Mathematics is the cheapest science. Unlike physics or chemistry, it does not require any expensive equipment. All one needs for mathematics is a pencil and paper.

Even fairly good students, when they have obtained the solution of the problem and written down neatly the argument, shut their books and look for something else. Doing so, they miss an important and instructive phase of the work. ... A good teacher should understand and impress on his students the view that no problem whatever is completely exhausted.

Beauty in mathematics is seeing the truth without effort.

It is better to solve one problem five different ways, than to solve five problems one way.

Solving problems is a practical skill like, let us say, swimming. We acquire any practical skill by imitation and practice. Trying to swim, you imitate what other people do with their hands and feet to keep their heads above water, and, finally, you learn to swim by practicing swimming. Trying to solve problems, you have to observe and to imitate what other people do when solving problems, and, finally, you learn to do problems by doing them.

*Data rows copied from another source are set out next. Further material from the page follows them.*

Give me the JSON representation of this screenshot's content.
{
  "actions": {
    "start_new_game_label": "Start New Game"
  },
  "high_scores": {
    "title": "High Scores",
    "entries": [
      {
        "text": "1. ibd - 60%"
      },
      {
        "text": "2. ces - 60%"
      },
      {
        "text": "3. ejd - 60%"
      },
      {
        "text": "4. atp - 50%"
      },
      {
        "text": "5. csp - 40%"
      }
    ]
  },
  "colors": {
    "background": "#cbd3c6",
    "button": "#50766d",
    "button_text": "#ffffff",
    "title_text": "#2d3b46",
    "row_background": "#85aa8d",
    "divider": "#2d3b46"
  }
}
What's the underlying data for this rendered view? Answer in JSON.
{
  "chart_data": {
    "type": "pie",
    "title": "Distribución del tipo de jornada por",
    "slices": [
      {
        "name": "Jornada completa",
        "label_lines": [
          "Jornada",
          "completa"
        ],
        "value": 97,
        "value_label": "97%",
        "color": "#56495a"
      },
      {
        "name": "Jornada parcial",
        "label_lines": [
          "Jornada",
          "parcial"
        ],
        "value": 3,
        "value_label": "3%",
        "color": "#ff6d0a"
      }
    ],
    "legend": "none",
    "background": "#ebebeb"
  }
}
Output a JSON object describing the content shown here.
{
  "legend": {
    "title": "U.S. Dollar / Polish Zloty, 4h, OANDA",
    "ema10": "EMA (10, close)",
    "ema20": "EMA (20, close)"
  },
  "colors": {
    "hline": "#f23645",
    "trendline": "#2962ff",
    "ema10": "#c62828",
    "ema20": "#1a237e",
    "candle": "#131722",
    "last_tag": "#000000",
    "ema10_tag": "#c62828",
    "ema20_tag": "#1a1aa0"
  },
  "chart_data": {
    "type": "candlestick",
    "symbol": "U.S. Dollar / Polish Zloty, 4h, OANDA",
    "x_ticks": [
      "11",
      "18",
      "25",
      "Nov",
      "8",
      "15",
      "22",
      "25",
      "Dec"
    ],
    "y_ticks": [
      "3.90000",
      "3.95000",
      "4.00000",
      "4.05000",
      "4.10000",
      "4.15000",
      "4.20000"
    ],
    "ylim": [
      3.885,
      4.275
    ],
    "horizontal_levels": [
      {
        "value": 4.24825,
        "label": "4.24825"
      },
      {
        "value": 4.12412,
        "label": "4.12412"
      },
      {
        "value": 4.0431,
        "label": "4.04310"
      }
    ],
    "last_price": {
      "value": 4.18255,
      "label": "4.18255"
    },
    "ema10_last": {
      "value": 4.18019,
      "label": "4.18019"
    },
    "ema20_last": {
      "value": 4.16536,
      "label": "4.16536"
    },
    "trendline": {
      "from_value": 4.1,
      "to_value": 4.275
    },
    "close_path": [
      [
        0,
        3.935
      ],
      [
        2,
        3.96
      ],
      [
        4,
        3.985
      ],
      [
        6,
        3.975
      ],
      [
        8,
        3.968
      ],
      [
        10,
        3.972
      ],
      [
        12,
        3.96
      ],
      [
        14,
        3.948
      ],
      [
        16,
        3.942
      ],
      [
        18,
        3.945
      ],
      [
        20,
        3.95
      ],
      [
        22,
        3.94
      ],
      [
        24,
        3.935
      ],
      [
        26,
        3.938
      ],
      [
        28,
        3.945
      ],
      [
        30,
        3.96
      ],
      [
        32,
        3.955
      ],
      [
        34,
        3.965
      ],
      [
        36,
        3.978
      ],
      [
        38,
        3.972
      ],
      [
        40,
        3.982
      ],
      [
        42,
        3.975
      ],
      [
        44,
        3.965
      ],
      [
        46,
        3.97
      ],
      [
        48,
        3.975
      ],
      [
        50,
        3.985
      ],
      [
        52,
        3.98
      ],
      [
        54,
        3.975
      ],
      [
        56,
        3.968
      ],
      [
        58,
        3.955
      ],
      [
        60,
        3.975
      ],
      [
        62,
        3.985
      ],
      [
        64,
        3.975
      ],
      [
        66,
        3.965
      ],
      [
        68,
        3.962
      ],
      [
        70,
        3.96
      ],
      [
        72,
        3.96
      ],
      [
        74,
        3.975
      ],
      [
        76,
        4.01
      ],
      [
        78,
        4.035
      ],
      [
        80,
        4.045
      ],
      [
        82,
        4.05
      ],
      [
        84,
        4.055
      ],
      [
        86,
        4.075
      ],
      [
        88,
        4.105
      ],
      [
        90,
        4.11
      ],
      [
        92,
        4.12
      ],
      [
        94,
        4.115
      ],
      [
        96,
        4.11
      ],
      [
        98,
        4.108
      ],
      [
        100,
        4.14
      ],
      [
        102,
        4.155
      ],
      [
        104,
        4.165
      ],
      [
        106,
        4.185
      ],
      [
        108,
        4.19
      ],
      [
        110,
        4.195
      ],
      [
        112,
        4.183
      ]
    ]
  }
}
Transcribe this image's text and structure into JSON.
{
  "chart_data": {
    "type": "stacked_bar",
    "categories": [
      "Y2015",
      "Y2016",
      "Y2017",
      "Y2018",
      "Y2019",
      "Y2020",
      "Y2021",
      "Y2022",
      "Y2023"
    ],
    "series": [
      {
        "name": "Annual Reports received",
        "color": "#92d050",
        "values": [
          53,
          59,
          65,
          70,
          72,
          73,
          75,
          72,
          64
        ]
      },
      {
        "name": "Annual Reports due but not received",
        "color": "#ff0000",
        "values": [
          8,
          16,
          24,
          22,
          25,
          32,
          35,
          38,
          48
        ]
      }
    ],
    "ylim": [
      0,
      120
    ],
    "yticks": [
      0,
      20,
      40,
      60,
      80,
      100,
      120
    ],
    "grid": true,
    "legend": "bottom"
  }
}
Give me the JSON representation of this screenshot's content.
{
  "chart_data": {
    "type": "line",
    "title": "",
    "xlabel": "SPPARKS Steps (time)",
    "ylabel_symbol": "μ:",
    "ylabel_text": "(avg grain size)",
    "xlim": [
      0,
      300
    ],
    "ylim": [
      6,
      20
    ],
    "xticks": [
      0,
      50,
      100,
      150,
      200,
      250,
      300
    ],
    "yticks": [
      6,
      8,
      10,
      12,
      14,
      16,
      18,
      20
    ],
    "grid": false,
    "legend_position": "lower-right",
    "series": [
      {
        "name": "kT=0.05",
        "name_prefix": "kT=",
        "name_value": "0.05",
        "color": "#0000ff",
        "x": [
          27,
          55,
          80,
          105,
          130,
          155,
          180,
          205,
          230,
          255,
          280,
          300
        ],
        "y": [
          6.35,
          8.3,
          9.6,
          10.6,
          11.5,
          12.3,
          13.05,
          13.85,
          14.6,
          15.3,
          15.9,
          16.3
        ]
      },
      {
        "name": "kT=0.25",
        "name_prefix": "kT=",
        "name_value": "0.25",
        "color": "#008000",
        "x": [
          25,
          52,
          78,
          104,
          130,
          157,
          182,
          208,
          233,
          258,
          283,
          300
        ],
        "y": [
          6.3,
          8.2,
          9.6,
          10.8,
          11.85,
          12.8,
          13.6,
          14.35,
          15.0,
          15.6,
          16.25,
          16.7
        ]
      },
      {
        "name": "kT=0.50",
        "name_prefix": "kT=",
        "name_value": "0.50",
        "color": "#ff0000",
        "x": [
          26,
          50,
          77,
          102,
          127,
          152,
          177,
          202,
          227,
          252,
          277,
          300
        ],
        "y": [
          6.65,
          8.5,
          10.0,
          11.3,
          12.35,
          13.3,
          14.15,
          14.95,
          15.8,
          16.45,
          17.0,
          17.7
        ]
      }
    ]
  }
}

The world is anxious to admire that apex and culmination of modern mathematics: a theorem so perfectly general that no particular application of it is feasible.

The principle is so perfectly general that no particular application of it is possible.

In order to solve this differential equation you look at it until a solution occurs to you.

There are many questions which fools can ask that wise men cannot answer.

The elegance of a mathematical theorem is directly proportional to the number of independent ideas one can see in the theorem and inversely proportional to the effort it takes to see them.

One of the first and foremost duties of the teacher is not to give his students the impression that mathematical problems have little connection with each other, and no connection at all with anything else. We have a natural opportunity to investigate the connections of a problem when looking back at its solution.

I am too good for philosophy and not good enough for physics. Mathematics is in between.

The result of the mathematician's creative work is demonstrative reasoning, a proof, but the proof is discovered by plausible reasoning, by GUESSING.

Mathematics has two faces: it is the rigorous science of Euclid, but it is also something else. Mathematics presented in the Euclidean way appears as a systematic, deductive science; but mathematics in the making appears as an experimental, inductive science. Both aspects are as old as the science of mathematics itself.

The first and foremost duty of the high school in teaching mathematics is to emphasize methodical work in problem solving...The teacher who wishes to serve equally all his students, future users and nonusers of mathematics, should teach problem solving so that it is about one-third mathematics and two-thirds common sense.

A mathematician who can only generalise is like a monkey who can only climb up a tree, and a mathematician who can only specialise is like a monkey who can only climb down a tree. In fact neither the up monkey nor the down monkey is a viable creature. A real monkey must find food and escape his enemies and so must be able to incessantly climb up and down. A real mathematician must be able to generalise and specialise.

Mathematics is being lazy. Mathematics is letting the principles do the work for you so that you do not have to do the work for yourself

Hilbert once had a student in mathematics who stopped coming to his lectures, and he was finally told the young man had gone off to become a poet. Hilbert is reported to have remarked: 'I never thought he had enough imagination to be a mathematician.'

If the proof starts from axioms, distinguishes several cases, and takes thirteen lines in the text book ... it may give the youngsters the impression that mathematics consists in proving the most obvious things in the least obvious way.

Mathematics is not a spectator sport!

In order to translate a sentence from English into French two things are necessary. First, we must understand thoroughly the English sentence. Second, we must be familiar with the forms of expression peculiar to the French language. The situation is very similar when we attempt to express in mathematical symbols a condition proposed in words. First, we must understand thoroughly the condition. Second, we must be familiar with the forms of mathematical expression.

Geometry is the science of correct reasoning on incorrect figures.

The cookbook gives a detailed description of ingredients and procedures but no proofs for its prescriptions or reasons for its recipes; the proof of the pudding is in the eating. ... Mathematics cannot be tested in exactly the same manner as a pudding; if all sorts of reasoning are debarred, a course of calculus may easily become an incoherent inventory of indigestible information.

If there is a problem you can't solve, then there is an easier problem you can't solve: find it.

A mathematics teacher is a midwife to ideas.